A new research report from Red Access, The Shadow Builders, has documented more than 380,000 publicly accessible web assets across leading AI-assisted development platforms — commonly referred to as ‘vibe-coding’ tools. Of these, over 5,000 appeared corporate in origin, and more than 2,000 were confirmed to contain sensitive corporate, operational, or personal data. These applications were deployed without basic authentication controls, many granting admin-level access to anyone with the URL.

The findings represent a structural evolution in the shadow IT threat model. Where legacy shadow IT involved unsanctioned SaaS subscriptions, this new category involves custom-built applications that are directly integrated with production systems of record — CRMs, ERPs, ticketing platforms, and business intelligence tools — and published on the open internet by non-developer employees acting in good faith.

Technical Analysis

Vibe-coding platforms allow users to describe desired functionality in natural language and receive a deployable web application. The compression of development time — from months to hours — has outpaced the security awareness and configuration habits of the non-technical builders using these tools.

The exposure pattern is consistent: an employee builds a functional app, connects it via API or native integration to a sanctioned internal system, and publishes it using the platform’s default settings. Default settings on many platforms do not enforce authentication. The result is a URL-accessible application with live reads — and sometimes writes — into production data sources.

No exploitation in the traditional sense is required. The data is accessible to any unauthenticated user who reaches the endpoint. The applications were active while their parent organisations were passing security audits, because the audit surface — identity providers, SIEM, CASB, DLP — does not extend to custom applications built on third-party AI platforms.

Framework Mapping

OWASP LLM06 (Sensitive Information Disclosure) applies directly: LLM-assisted applications are surfacing sensitive business data to unauthenticated external parties. LLM07 (Insecure Plugin Design) covers the integration pattern, where AI-built apps are granted broad API access to production systems without scoped permissions. LLM08 (Excessive Agency) is relevant where these apps can write back to source systems. LLM09 (Overreliance) captures the organisational dynamic — builders and their managers trust that the platform handles security concerns.

On the MITRE ATLAS side, AML.T0047 (ML-Enabled Product or Service) covers the deployment of AI-built artifacts into production contexts. AML.T0057 (LLM Data Leakage) maps to the unintended external exposure of sensitive data via AI-generated applications.

Impact Assessment

The impact spans six continents and every major industry vertical surveyed. The severity is elevated by three factors: the data exposed is live production data, not copies; integrations grant direct access to systems of record; and the exposures are invisible to conventional enterprise security tooling.

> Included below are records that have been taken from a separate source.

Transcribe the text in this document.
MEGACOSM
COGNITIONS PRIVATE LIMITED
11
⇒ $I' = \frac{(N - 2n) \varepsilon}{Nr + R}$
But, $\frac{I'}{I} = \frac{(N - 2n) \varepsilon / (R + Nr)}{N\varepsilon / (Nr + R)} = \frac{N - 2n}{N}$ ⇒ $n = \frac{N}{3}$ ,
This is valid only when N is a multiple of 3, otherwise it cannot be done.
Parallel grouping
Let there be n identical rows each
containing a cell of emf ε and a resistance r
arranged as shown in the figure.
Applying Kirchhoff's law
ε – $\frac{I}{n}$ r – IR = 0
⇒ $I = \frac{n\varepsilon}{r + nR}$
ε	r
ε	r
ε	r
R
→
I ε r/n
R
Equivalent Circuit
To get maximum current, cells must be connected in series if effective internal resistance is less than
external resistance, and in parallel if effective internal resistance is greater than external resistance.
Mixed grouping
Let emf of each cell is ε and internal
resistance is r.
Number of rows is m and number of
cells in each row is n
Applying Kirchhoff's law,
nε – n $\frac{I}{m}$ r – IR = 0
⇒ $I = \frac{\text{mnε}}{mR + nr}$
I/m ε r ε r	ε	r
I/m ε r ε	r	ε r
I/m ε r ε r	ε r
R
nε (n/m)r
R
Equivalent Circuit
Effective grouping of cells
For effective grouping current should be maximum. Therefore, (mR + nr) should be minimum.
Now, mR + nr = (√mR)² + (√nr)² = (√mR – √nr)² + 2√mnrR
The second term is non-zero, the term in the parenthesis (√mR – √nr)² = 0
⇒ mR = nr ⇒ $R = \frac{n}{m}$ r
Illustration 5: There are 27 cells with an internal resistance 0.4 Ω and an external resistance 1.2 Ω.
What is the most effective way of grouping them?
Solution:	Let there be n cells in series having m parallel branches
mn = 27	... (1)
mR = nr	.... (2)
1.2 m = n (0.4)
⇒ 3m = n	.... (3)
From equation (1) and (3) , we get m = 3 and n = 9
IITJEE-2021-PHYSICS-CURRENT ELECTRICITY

Organisations may be compliant on paper while harbouring active, unauthenticated data exposures.

Mitigation & Recommendations

  • Discover before you govern: Deploy web asset discovery tooling capable of identifying AI-platform subdomains and published applications associated with corporate identities.
  • Enforce secure defaults at the platform layer: Work with vibe-coding platform vendors to require authentication by default for any published application.
  • Extend shadow IT policy: Classify AI-assisted development platforms as a governed category requiring IT registration before production deployment.
  • Scope integrations: Any AI-built app connecting to a production system should use scoped, read-only credentials with short expiry where possible.
  • Educate builders: Non-technical employees building apps need lightweight security onboarding — specifically around access control configuration before publishing.